“A Igreja Universal do Reino de Deus vem se expandindo rapidamente no campo religioso brasileiro, em especial, segundo alguns autores (Pierucci & Prandi, 1996; Almeida, 1996; Mariano, 1999) a partir do final da década de 1980, quando conseguiu comprar a Rede Record de televisão. Houve uma reação em cadeia contra esse investimento, tanto por parte da mídia escrita quanto televisiva, acusando-a de exploração e comercialização da fé (Campos, 1999).
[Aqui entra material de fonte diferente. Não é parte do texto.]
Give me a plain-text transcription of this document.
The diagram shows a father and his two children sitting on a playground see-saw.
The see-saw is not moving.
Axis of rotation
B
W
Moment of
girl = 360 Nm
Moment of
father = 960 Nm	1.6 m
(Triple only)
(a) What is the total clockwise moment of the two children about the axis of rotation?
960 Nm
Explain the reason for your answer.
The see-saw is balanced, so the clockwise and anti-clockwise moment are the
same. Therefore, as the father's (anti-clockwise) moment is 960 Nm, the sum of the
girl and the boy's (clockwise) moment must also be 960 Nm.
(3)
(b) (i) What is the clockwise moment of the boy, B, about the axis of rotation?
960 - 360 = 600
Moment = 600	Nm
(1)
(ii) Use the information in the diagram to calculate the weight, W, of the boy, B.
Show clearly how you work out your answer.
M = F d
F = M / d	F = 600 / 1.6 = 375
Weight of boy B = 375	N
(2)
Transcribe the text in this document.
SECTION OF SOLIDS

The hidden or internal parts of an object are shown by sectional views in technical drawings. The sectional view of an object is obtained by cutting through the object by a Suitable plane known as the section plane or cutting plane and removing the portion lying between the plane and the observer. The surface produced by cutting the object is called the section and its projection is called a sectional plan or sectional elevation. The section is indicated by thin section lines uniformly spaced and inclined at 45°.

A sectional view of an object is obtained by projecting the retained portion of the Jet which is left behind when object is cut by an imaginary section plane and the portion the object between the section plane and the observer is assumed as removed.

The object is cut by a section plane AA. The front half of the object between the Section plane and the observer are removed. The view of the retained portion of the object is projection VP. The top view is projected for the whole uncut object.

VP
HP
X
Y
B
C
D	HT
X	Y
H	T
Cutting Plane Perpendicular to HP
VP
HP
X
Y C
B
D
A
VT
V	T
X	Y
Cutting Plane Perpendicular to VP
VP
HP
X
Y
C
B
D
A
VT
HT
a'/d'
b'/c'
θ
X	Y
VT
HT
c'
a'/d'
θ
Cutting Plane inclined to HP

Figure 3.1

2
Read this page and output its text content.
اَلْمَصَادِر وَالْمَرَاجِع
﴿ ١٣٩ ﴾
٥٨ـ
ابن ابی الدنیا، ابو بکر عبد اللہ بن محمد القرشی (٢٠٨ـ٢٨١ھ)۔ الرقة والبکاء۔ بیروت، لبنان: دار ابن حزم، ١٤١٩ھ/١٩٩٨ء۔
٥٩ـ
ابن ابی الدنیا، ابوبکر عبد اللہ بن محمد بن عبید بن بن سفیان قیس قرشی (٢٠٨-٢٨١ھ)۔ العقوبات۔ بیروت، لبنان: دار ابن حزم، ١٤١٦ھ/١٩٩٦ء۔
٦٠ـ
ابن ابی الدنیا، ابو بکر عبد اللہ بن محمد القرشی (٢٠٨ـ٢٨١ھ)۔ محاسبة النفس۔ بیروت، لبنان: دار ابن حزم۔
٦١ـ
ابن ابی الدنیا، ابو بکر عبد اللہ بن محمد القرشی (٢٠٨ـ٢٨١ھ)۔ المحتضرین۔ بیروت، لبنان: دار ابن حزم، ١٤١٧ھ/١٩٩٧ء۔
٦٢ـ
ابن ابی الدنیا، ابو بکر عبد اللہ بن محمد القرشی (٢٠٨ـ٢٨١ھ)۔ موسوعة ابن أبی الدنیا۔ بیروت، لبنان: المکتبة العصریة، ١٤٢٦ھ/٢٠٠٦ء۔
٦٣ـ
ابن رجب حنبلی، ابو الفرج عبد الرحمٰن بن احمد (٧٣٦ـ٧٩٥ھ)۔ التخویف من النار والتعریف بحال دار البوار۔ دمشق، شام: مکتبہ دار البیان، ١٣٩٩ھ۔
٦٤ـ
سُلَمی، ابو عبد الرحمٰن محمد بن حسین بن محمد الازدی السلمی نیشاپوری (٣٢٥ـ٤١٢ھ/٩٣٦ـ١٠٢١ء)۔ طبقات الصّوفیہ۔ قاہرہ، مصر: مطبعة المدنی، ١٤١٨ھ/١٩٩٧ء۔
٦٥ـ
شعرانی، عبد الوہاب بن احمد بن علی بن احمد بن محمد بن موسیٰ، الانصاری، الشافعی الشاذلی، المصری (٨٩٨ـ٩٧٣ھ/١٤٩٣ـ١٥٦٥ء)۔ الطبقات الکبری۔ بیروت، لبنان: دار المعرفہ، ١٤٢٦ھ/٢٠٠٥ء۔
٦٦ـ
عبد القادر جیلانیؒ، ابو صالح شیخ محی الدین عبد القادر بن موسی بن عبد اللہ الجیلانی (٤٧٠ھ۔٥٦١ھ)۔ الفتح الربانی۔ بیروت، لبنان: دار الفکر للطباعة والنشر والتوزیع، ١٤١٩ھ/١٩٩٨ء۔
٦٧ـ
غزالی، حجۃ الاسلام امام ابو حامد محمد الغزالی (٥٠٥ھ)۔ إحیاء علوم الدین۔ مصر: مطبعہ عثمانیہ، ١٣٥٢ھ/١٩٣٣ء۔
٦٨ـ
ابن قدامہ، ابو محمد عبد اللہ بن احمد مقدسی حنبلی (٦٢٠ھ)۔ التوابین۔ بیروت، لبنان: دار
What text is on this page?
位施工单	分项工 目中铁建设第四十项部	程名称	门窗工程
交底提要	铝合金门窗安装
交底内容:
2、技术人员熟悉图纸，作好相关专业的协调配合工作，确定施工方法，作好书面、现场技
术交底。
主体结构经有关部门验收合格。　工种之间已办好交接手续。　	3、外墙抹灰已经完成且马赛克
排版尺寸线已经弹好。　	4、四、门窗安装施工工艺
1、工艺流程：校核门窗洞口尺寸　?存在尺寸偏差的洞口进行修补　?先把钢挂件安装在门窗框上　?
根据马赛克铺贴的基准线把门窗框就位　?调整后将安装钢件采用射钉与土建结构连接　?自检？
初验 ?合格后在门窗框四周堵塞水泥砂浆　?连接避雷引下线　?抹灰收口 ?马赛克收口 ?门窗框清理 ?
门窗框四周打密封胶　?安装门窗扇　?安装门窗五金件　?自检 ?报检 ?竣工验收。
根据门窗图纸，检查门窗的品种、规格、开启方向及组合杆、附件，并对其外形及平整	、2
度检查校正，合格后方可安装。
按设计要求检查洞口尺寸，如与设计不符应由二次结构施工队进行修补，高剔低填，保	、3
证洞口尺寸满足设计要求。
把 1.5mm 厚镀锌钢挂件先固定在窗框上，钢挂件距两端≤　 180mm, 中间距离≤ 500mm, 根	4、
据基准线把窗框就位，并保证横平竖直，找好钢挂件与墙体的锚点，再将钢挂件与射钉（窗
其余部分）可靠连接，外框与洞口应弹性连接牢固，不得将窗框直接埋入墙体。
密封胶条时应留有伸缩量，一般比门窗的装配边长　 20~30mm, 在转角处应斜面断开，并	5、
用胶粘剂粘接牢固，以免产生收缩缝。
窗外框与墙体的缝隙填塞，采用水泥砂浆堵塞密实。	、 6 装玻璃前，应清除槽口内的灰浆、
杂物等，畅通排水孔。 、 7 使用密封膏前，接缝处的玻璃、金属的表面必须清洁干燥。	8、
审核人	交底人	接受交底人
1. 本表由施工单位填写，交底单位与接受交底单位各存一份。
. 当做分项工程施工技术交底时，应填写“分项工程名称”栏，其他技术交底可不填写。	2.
A organização da Igreja Universal se caracteriza pelo poder centralizado nas mãos do bispo Edir Macedo e pelo uso de métodos de abordagem junto aos fiéis que são constantemente renovados, conforme pudemos verificar no capítulo anterior. Uma das maneiras pelas quais a Igreja Universal ganhou visibilidade no atual cenário religioso brasileiro foi a utilização da mídia, meio pelo qual passou a alcançar um público mais amplo (Campos, 1999; Brasil, 2003).
Dessa exposição nos meios de comunicação resultaram críticas, às quais ainda mais acentuadas às suas práticas monetárias. A especulação sobre seu crescimento não envolve somente o aumento do número de adeptos, mas o volume de dinheiro que arrecada e, também, a forma como este é investido. O montante de dinheiro movimentado pela Universal é considerado exorbitante e inaceitável (Mariano, 2002), uma vez que se trata de uma instituição religiosa e que, portanto, deveria investir em obras sociais e não em fins lucrativos ou promover o enriquecimento pessoal dos seus dirigentes.
A Folha de São Paulo, dia 7.12.2003, apresentou uma reportagem sobre os cultos da Igreja Universal voltados aos empreendedores que desejassem melhorar nos negócios, ressaltando no sub-título da matéria que é preciso “dar para receber”. A transcrição de algumas frases ditas pelo bispo Darlan durante a reunião de uma segunda-feira no 4.º andar do Templo da Fé, em Santo Amaro, zona sul de São Paulo, classifica os pequenos empresários e comerciantes como um alvo fácil desta igreja que prega promessa de prosperidade. Segundo a reportagem, o bispo apontara durante o culto para uma pasta de papelão onde se lia: “Meus projetos para 2004 serão em dólar”. E teria dito: “olha quanta nota, é isso que vai ter na sua vida”. Em outro momento da pregação afirmou que “Deus quer fazer algo grande e, principalmente, que vai entrar dinheiro que nem água”. A reportagem estabeleceu relação entre a presença maciça de pequenos empresários e comerciantes nas reuniões de prosperidade da Igreja Universal e dados disponibilizados pelo SEBRAE (Serviço de Apoio à Micro e Pequenas Empresas) a respeito da perspectiva de fechamento de cerca de 31% das empresas no ano de 2004 no estado de São Paulo. (Folha de São Paulo: 7.12.2003).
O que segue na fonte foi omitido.